Везде и всюду в его писаниях доминирует готовность выйти из пределов своего «я», взглянуть на него, как на объект, со стороны, отграничиться от собственного облика (как всегда отрекался он от своих сообщников) – с тем, чтобы дать ему оценку, претендующую на непредвзятость. Очень часто такая позиция, как и следовало бы ожидать, граничила с прямым распадом или дроблением личности. Вот, например, фрагмент из его беседы с иностранным визитером:
Людвиг. Вы даже
Сталин. Как знать, может быть и подозреваю.
В шутливо-несуразную и скептическую ответную реплику мимоходом привнесен оттенок раздвоенности: Сталин как бы вчуже, извне «подозревает» о правоте Сталина, реагирующего на замечание Людвига. (Как можно «подозревать» о собственной правоте, коль скоро без самоочевидной убежденности в ней было бы немыслимо то самое высказывание, которое тут комментируют собеседники?)
Но, конечно, несравненно более внушительный образчик грамматической шизофрении дают его бесконечные упоминания себя в третьем лице, представленные в широчайшем смысловом диапазоне: от нарциссического призыва Сталина – председателя Госкомитета обороны «сплотиться вокруг партии Ленина–Сталина» (в начальный период войны) до критических замечаний относительно устарелости или неактуальности некоторых положений, выдвинутых в трудах «тов. Сталина». Впервые такую отсылку, данную еще в шутливо-конспиративной форме, я нашел в его письме 1914 года, отправленном Малиновскому из ссылки: «Здравствуй, друг! <…> Мне пишет один из питерских моих приятелей, что работников-литераторов страшно мало в Питере. Если это верно, напиши – я скажу И. Сталину, чтобы он почаще писал. Все-таки помощь» 115 . С середины 1920-х он всячески закрепляет этот диковатый грамматический ход – причем не без стимулирующего влияния Троцкого, который тогда тоже повадился говорить о себе в этой манере 116 .
115
Цит. по: Большевистское руководство. Переписка. 1912–1927. С. 18–19.
116
См., например, его апологетическое письмо в Истпарт (1927): Троцкий Л. Сталинская школа фальсификаций: Поправки и дополнения к литературе эпигонов. Берлин, 1932. С. 25 и др.
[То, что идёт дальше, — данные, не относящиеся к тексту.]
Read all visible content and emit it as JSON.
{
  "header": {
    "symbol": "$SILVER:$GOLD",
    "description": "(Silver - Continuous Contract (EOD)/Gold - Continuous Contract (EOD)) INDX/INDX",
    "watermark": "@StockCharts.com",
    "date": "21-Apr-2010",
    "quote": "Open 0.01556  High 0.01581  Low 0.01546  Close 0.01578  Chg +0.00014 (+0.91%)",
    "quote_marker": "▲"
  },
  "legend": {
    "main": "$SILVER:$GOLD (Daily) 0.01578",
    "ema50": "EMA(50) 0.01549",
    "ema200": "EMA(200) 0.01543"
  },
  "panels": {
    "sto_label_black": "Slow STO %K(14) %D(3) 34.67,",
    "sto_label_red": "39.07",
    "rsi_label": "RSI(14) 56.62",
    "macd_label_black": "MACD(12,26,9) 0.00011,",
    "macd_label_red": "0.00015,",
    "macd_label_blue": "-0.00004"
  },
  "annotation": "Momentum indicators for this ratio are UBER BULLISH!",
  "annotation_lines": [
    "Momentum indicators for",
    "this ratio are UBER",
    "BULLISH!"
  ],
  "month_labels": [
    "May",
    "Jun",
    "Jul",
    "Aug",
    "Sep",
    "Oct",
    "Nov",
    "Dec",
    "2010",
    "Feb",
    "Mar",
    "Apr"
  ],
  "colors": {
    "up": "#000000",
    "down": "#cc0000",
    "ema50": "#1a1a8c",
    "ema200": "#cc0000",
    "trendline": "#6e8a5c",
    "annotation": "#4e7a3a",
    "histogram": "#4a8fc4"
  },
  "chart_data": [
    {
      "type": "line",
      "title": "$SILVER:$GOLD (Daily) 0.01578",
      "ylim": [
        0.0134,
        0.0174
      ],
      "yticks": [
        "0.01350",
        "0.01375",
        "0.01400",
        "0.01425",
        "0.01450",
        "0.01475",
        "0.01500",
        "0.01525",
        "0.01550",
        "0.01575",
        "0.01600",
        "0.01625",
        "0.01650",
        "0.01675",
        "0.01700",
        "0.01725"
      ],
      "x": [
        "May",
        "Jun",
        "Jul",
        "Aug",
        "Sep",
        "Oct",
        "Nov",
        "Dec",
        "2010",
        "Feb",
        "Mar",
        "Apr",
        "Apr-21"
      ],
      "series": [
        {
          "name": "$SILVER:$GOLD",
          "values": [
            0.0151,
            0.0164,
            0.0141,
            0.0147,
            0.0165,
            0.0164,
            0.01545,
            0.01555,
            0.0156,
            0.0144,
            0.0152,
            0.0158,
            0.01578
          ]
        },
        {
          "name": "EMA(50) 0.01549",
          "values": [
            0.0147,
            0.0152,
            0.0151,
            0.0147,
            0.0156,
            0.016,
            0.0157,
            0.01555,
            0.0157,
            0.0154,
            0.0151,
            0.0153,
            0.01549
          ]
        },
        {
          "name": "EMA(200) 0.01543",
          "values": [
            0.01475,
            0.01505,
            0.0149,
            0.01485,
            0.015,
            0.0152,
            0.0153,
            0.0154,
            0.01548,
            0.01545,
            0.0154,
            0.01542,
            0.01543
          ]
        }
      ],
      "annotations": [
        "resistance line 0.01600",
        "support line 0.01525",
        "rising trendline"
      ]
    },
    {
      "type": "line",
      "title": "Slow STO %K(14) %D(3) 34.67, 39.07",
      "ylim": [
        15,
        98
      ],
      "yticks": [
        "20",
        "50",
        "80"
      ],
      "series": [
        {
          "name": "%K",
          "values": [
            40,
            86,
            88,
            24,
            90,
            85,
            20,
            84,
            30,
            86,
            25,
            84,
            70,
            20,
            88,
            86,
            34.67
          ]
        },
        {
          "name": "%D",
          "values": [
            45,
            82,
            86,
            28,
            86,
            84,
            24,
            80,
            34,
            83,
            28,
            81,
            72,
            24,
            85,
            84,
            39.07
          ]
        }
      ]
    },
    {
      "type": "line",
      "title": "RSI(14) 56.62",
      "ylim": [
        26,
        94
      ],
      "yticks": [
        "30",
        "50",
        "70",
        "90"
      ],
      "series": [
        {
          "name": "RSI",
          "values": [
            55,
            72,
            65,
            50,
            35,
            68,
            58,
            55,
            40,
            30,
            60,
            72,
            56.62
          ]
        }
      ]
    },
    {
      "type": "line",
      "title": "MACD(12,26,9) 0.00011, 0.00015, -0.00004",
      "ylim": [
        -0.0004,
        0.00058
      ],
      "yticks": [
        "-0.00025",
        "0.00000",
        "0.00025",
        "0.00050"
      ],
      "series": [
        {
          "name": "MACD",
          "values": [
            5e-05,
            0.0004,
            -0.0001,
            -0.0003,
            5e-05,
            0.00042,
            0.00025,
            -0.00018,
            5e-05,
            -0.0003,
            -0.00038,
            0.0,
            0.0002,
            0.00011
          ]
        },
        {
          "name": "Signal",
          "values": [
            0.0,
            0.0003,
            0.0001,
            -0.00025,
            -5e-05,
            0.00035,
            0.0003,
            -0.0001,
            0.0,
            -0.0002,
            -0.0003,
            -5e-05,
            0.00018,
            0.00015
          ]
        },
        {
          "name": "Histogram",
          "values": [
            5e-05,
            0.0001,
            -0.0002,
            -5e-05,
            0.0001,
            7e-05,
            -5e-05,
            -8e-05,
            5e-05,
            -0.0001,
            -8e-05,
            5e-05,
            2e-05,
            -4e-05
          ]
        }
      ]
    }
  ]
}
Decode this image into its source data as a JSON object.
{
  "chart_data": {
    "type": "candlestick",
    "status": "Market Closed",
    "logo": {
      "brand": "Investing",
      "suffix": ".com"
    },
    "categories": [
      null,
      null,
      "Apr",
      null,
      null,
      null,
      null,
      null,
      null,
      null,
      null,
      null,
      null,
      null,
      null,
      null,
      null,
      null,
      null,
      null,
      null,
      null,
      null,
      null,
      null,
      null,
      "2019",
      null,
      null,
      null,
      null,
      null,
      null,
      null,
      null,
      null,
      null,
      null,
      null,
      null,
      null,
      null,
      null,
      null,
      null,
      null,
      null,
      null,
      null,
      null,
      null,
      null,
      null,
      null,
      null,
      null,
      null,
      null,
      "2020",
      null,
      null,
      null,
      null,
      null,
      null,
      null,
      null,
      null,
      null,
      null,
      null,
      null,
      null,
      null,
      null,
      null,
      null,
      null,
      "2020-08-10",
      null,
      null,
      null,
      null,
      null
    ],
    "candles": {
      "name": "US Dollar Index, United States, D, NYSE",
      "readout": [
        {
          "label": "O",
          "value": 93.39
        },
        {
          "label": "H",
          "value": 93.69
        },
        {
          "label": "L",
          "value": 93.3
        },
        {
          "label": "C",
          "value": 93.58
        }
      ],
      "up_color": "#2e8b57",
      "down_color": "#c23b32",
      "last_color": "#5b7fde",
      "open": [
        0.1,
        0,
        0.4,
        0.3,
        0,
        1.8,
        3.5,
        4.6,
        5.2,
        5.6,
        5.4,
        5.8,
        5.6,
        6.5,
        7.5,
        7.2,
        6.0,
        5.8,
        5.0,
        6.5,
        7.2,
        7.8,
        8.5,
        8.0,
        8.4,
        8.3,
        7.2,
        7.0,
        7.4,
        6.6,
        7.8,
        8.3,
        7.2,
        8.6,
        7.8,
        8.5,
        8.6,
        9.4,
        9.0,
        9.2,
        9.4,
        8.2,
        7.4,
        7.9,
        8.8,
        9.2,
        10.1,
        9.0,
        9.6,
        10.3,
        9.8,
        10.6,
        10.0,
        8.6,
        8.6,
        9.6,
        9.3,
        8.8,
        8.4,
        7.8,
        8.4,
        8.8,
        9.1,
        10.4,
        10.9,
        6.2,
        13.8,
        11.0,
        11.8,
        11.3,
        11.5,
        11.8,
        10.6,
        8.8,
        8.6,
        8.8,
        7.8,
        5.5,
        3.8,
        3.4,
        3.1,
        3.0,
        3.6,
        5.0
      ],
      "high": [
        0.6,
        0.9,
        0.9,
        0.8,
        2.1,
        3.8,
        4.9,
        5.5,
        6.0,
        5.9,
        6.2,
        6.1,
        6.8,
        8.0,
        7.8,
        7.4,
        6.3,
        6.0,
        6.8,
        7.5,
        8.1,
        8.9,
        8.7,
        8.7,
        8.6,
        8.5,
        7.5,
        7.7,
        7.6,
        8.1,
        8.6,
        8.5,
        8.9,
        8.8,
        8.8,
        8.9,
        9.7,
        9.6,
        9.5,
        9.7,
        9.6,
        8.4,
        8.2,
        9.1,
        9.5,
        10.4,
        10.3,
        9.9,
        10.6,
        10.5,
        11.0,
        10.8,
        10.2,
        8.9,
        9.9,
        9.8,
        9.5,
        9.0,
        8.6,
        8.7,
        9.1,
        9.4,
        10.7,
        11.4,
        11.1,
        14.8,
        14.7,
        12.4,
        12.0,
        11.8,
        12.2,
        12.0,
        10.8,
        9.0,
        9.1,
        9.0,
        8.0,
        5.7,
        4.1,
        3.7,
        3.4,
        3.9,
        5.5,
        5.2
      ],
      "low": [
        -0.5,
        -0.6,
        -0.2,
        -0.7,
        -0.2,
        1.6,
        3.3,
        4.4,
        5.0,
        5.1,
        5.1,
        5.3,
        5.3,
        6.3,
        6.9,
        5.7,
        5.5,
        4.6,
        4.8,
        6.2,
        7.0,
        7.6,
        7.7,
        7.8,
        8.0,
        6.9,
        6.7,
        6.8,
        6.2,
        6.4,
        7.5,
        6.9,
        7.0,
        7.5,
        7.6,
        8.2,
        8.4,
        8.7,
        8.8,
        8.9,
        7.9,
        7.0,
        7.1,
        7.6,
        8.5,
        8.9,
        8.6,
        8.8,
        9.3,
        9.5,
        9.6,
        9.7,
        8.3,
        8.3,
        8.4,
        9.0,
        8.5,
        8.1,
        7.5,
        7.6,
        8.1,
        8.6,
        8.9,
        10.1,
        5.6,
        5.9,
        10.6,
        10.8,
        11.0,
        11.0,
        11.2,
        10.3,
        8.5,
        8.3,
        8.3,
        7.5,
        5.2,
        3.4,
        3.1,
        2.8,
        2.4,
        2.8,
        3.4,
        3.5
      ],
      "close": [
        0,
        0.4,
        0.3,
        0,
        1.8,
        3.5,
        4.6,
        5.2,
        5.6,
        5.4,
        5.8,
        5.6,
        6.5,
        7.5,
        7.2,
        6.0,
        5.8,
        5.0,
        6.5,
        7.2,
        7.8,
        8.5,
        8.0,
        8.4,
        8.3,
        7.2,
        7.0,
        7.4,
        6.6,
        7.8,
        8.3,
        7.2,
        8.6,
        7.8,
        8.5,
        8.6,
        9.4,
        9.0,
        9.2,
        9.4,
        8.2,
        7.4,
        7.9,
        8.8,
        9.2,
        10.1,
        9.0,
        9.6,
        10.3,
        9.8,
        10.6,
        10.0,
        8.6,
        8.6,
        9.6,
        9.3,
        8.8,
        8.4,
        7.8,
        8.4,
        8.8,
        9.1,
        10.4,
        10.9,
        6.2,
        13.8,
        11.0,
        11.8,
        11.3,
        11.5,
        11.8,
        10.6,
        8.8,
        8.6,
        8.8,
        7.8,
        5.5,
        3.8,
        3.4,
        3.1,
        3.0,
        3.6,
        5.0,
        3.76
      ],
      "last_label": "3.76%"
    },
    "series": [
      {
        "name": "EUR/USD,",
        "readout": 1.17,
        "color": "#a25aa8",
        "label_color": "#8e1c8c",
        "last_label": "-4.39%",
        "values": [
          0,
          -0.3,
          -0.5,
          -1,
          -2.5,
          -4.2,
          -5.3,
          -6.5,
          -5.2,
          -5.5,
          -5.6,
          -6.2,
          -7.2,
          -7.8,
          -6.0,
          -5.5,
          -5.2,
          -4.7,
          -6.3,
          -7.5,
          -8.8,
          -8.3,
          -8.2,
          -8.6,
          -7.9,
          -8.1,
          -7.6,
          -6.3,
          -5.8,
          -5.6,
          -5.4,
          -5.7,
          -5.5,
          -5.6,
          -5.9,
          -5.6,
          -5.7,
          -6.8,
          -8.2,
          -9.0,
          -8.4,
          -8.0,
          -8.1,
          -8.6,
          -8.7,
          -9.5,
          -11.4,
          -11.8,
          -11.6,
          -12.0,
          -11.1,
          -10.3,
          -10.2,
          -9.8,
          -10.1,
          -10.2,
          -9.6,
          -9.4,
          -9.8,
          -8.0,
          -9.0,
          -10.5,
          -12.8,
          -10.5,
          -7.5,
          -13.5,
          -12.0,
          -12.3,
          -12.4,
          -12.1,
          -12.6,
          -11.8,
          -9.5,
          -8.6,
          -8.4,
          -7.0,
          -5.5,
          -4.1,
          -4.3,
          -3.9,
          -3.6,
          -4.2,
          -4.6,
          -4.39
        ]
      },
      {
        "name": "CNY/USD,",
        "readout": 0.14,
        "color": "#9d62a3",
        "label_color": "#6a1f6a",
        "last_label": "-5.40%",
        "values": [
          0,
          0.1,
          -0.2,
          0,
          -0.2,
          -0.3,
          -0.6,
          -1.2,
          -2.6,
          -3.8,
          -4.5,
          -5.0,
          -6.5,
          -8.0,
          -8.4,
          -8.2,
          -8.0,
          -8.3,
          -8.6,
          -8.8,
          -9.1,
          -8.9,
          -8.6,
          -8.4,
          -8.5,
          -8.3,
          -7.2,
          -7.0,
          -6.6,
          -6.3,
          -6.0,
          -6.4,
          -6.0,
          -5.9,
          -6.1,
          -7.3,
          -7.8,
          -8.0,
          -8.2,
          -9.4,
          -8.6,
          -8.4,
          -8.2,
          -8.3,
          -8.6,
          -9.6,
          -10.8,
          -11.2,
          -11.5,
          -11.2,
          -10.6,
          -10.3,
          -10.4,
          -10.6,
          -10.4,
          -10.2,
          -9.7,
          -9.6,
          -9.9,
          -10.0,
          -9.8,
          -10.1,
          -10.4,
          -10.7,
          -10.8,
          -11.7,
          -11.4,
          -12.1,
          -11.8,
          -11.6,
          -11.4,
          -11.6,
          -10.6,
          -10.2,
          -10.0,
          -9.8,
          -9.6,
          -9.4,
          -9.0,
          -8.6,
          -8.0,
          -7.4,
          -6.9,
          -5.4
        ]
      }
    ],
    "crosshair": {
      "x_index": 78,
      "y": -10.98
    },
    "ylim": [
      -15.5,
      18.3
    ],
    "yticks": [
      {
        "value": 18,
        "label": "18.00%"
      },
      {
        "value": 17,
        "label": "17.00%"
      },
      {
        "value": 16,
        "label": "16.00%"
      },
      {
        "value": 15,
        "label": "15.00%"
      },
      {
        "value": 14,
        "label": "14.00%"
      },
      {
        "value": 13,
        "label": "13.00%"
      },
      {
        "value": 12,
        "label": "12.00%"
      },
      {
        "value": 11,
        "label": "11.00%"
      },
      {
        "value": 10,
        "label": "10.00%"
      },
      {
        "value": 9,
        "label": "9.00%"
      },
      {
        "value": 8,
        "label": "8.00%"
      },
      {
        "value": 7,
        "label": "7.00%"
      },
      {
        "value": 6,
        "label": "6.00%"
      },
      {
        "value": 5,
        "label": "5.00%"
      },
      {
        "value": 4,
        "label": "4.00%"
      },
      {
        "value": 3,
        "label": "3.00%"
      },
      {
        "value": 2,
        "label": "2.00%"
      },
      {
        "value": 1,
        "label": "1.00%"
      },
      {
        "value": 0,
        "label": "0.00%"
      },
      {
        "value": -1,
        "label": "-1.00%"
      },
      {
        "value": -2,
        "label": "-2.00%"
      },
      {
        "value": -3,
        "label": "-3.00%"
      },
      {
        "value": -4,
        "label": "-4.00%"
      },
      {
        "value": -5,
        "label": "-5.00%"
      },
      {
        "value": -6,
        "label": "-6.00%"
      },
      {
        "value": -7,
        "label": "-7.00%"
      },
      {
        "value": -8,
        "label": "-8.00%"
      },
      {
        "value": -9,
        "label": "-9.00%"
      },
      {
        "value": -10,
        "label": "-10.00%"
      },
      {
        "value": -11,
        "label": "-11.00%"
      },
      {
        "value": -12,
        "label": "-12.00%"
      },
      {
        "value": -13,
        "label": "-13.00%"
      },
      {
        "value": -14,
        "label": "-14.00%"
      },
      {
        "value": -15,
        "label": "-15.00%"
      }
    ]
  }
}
Склонность к автоцитатам объясняют обычно сталинской мегаломанией, что все же не совсем справедливо. Разумеется, было здесь, как у Троцкого, и самолюбование, упоение своим звучным псевдонимом. Но вместе с тем эту привычку говорить о себе в третьем лице Сталин субъективно мог интерпретировать совсем по-другому – как пропагандистски выигрышную декларацию скромности, сопряженной с отказом от кичливого выпячивания своего «я». Подобно Троцкому, он опирался на классическую и весьма почтенную традицию, заданную, в частности, Юлием Цезарем, который в своих «Записках о Галльской войне» писал о себе в третьем лице.
Вообще говоря, иерархическое соотношение между «тов. Сталиным» и ссылающимся на него «я» (чаще всего, правда, само слово «я» в таких случаях скромно опускалось) было сложным и переменчивым. Ему случалось и восхвалять, и, как сказано, порицать свои работы. Но в обоих случаях тот, кто выступал с их овнешненной оценкой, представительствовал от некоей глобальной, непререкаемой истины, безотносительно к тому, облачался ли он в одеяние ее харизматического вестника или смиренного служителя. Впрочем, подробнее о двупланности его авторского образа будет сказано в последней главе.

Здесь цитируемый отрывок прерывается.